ということで、今号から、不定期になるが、「建設雑感」なる本章をお届けすることにした。

最初は、賃金引き上げ問題に関する話題を。
国交省は今年3月に公共工事の設計労務単価を15%引き上げた。
その後も、建設業団体に労務費を引き上げる要請をしたり、日経連や商工会議所に「賃金や法定福利費を見込んだ発注を」訴えたりした。

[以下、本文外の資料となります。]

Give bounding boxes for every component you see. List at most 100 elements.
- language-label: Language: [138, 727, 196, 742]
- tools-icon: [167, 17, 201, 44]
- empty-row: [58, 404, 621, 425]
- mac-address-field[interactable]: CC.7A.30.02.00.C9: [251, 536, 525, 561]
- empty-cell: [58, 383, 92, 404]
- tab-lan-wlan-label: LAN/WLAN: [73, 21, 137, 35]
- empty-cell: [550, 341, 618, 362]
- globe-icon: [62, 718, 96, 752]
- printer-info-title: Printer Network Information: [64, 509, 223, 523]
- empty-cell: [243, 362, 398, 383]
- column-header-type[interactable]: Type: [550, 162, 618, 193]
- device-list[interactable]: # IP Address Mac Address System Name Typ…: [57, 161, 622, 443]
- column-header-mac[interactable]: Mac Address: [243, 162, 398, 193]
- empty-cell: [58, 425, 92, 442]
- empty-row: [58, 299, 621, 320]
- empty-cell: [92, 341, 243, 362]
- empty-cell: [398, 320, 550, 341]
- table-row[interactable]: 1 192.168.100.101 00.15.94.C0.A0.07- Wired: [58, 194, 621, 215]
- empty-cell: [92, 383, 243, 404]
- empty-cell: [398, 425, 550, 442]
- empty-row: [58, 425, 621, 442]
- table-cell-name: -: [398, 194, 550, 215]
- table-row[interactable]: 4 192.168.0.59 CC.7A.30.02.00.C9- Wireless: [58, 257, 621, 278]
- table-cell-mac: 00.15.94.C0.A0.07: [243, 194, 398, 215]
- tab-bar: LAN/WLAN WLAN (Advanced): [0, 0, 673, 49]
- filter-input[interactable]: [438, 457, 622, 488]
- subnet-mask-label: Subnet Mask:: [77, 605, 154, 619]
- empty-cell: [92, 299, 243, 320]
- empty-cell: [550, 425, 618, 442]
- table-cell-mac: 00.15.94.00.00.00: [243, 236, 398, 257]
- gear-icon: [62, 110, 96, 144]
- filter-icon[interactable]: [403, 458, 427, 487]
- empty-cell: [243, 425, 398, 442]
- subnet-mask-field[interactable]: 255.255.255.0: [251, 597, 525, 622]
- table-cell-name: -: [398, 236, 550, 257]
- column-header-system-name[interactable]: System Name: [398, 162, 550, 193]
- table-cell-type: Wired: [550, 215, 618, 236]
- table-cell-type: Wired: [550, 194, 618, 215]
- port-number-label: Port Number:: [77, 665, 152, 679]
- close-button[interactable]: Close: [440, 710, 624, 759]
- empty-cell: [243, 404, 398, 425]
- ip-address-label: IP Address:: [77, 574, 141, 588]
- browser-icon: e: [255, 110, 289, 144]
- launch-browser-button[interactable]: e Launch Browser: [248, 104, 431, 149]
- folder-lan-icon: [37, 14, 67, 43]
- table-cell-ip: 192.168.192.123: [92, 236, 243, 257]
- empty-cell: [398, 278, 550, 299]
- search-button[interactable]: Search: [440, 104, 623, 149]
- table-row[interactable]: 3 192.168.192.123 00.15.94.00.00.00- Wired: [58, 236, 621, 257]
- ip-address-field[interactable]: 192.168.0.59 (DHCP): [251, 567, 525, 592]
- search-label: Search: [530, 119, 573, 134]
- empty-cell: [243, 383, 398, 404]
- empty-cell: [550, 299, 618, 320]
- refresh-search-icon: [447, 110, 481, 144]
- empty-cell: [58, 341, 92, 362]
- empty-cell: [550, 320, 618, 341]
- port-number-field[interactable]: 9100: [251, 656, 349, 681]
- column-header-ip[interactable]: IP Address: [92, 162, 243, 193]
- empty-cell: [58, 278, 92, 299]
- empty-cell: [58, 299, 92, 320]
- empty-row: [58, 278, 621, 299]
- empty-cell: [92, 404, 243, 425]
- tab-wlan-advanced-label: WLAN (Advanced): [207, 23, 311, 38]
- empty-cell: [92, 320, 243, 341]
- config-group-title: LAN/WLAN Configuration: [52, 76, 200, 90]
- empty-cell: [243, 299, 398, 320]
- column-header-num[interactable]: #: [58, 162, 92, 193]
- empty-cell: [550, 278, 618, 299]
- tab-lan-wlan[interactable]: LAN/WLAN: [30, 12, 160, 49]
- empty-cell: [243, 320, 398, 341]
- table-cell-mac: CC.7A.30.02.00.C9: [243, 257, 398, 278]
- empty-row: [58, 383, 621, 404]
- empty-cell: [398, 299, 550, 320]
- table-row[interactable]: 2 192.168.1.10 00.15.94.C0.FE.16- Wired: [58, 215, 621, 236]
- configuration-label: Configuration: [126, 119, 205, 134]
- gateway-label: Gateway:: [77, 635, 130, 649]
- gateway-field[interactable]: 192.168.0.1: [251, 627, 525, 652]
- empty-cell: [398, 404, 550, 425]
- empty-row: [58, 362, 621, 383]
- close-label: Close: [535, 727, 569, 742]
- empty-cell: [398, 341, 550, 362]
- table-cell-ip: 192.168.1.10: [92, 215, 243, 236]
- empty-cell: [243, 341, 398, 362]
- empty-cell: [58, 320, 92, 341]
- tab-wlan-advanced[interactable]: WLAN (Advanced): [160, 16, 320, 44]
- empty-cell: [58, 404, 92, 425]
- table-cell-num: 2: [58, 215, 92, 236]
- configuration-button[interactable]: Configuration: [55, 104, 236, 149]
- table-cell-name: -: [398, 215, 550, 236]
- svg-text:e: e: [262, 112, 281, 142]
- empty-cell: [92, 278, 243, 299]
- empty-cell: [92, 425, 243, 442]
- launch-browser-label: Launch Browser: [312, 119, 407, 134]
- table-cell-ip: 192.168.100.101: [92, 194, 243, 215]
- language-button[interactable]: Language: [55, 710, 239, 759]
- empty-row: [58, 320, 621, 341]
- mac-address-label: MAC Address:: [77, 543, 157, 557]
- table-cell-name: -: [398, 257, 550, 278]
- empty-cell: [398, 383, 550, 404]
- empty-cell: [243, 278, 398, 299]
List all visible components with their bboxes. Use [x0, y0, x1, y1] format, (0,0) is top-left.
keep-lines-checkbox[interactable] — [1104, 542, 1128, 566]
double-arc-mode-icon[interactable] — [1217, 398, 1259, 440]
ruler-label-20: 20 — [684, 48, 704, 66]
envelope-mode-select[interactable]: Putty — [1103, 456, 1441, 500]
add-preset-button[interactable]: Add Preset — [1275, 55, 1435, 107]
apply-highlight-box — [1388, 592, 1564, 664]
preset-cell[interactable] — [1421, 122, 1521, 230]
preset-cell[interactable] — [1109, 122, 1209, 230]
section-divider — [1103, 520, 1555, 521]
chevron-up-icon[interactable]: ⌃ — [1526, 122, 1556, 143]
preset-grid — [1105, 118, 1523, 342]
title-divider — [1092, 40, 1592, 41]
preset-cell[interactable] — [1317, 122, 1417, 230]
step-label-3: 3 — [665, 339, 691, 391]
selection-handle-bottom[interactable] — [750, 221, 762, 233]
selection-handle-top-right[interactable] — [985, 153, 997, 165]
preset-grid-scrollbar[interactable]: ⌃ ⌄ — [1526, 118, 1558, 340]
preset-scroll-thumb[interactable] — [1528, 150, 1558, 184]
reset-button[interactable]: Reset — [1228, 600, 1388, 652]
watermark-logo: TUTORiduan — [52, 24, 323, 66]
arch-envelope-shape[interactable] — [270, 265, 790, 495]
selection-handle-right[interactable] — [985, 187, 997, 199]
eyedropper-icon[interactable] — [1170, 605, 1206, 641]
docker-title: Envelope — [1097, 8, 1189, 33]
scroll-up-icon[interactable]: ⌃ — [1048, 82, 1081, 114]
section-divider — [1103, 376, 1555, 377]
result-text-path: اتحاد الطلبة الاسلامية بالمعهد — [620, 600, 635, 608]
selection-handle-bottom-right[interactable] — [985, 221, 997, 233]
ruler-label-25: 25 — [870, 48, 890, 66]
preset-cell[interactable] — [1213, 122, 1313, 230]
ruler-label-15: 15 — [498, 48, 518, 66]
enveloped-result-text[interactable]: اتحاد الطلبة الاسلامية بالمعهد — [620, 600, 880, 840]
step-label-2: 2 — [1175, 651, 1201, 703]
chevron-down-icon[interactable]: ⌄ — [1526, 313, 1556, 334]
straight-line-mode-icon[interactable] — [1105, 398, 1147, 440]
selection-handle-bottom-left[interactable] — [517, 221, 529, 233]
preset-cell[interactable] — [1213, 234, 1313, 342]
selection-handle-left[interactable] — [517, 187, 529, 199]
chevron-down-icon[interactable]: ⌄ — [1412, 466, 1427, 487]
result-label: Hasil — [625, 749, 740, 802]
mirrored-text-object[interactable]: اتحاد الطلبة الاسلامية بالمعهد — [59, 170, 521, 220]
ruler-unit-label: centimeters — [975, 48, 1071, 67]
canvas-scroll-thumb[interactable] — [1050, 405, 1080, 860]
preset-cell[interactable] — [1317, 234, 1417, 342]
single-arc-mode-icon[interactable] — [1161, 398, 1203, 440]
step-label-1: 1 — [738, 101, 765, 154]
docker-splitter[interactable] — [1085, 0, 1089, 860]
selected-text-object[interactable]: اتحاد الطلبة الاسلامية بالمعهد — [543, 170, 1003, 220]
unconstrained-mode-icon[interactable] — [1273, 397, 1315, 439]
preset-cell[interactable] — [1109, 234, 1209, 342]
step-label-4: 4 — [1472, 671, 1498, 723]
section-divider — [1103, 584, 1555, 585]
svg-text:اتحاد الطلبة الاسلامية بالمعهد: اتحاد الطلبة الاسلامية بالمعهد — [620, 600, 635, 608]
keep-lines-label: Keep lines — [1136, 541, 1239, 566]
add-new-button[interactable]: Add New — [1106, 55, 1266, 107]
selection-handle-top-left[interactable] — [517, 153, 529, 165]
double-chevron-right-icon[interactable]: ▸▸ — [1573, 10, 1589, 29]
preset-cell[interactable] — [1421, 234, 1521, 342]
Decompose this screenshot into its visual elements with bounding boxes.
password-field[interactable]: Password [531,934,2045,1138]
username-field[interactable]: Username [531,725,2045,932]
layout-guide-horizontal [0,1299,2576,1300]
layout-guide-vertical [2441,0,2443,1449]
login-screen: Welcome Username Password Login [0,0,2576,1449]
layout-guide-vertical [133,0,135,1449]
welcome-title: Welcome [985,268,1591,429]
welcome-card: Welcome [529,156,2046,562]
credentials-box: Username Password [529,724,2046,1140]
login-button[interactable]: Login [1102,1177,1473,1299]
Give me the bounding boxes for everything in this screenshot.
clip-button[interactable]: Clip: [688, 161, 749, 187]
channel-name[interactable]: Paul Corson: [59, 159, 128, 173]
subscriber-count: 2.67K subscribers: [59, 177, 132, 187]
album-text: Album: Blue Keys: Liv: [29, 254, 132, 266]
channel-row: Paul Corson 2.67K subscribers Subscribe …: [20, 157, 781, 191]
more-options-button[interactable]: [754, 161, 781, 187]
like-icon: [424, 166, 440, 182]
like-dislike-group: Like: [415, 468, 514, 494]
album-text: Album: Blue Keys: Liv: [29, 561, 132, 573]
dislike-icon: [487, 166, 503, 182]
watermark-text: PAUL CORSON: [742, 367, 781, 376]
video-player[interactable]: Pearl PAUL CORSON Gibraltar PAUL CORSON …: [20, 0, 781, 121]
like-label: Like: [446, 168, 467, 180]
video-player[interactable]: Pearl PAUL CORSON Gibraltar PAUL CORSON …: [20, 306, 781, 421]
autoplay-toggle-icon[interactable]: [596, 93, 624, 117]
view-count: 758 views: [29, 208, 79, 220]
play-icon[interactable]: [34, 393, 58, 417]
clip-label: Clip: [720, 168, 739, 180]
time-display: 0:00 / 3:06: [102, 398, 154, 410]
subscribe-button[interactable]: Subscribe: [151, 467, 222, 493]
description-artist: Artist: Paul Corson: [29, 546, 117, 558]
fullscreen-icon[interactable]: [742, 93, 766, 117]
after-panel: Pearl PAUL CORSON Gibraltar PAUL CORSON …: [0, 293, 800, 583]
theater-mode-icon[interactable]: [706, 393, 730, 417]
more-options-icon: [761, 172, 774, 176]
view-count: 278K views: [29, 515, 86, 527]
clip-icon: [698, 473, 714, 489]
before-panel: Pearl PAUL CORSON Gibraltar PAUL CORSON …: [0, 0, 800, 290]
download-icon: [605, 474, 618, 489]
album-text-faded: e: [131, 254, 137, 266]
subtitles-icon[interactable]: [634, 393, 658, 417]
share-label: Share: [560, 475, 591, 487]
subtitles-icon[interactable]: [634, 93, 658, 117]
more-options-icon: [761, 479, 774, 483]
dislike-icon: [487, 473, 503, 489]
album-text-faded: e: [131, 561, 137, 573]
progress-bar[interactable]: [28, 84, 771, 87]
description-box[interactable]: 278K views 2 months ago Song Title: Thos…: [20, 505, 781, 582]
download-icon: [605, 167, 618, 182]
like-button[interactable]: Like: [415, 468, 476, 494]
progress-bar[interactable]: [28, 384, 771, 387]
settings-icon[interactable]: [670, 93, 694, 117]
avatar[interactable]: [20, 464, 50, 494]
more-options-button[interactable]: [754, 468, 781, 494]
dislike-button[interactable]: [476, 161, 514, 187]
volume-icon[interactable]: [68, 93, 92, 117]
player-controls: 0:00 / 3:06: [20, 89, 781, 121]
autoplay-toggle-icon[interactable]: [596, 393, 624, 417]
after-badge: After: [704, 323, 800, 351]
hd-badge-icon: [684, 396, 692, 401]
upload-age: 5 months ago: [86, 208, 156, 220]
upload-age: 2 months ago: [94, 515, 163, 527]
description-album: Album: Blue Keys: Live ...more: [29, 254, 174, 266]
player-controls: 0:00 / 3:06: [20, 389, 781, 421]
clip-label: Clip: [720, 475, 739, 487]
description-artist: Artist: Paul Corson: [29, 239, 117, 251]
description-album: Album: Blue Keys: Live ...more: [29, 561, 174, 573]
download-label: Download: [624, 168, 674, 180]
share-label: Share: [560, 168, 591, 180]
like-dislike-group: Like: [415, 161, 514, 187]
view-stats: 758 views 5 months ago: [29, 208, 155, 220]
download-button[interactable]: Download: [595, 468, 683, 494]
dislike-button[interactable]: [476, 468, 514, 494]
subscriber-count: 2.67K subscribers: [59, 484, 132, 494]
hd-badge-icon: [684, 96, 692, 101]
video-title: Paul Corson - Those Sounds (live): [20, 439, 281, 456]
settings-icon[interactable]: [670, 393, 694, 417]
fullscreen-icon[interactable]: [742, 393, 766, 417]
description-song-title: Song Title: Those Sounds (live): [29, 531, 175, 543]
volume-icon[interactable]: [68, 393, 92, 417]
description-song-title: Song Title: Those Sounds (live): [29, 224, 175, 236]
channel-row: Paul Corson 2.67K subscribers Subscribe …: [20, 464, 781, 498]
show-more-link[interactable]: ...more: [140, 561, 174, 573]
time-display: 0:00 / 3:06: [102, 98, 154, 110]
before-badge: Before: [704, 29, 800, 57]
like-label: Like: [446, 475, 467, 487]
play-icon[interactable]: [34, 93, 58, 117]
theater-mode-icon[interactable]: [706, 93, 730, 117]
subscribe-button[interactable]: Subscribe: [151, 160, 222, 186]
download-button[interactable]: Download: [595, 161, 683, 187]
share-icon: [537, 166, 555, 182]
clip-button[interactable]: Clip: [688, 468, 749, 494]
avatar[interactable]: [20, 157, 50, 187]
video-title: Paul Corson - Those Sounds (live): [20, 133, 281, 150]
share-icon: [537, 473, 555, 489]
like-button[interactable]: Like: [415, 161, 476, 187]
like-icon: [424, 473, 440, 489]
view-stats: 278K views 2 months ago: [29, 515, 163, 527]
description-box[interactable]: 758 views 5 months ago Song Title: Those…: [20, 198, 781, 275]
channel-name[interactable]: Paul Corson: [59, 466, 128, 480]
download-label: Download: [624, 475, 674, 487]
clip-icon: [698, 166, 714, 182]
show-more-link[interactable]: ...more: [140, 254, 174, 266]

引き上げ理由の建前は、現場作業員の賃金を上げて「よりよい業界へ」とのことである。
だから、「オレの給料が15%上がる」と単純に期待した人もいたと思う。
しかし、中建連のアンケートで「下請けへの発注単価を上げた」と答えたゼネコンは23%であった。
しかも、いくら上げたまでは答えていない。
実態は、こんなアンケートでは分からないのである。
それで生
の声を少々。

ゼネコンから言わせれば、「下請けへの発注価格は上がっているし、職人確保が大変だ。単価どうのこうのという状況やない」のである。
材料の高騰や職人不足から来るコスト増などの吸収で精一杯という言い分である。
では、下請け会社は儲かっているのであろうか。
ある社長は、「安い給料じゃ職人が集まらんからな。とっくの昔に賃金は上がっとるよ」と言う。
だから、会社は儲けがないと言いたいのである。
でも、職人に言わせれば、「自分の子供にはやらせたくない職業」と言う。
きつい割には、不安定で賃金も低いというわけである。
はてさて、労務単価の15%上昇はどこに消えたのであろうか。

答えは「誰にもわからん・・」のである。
そもそも「設計労務単価」の決め方が不透明である。
国交省は、労務賃金の実勢調査をベースにしていると言うが、今の調査内容、方法で実勢を把握できるとは思えない。
基礎データからしてあてにならない。

受注側にいたっては、もっとひどい。
労務賃金を基にして正確に外注コストを計算し、それを発注に反映させているゼネコンなんていますか。
いても、ごくわずかしか存在していない。

しかも、地方の発注機関のかなりで「歩切り」が横行しているという。
全中連のアンケートによれば、市町村発注では51%に及ぶ。
これでは労務単価の15%上げなど吹っ飛んでしまう。

この問題は次号でも引き続き取り上げたいと思う。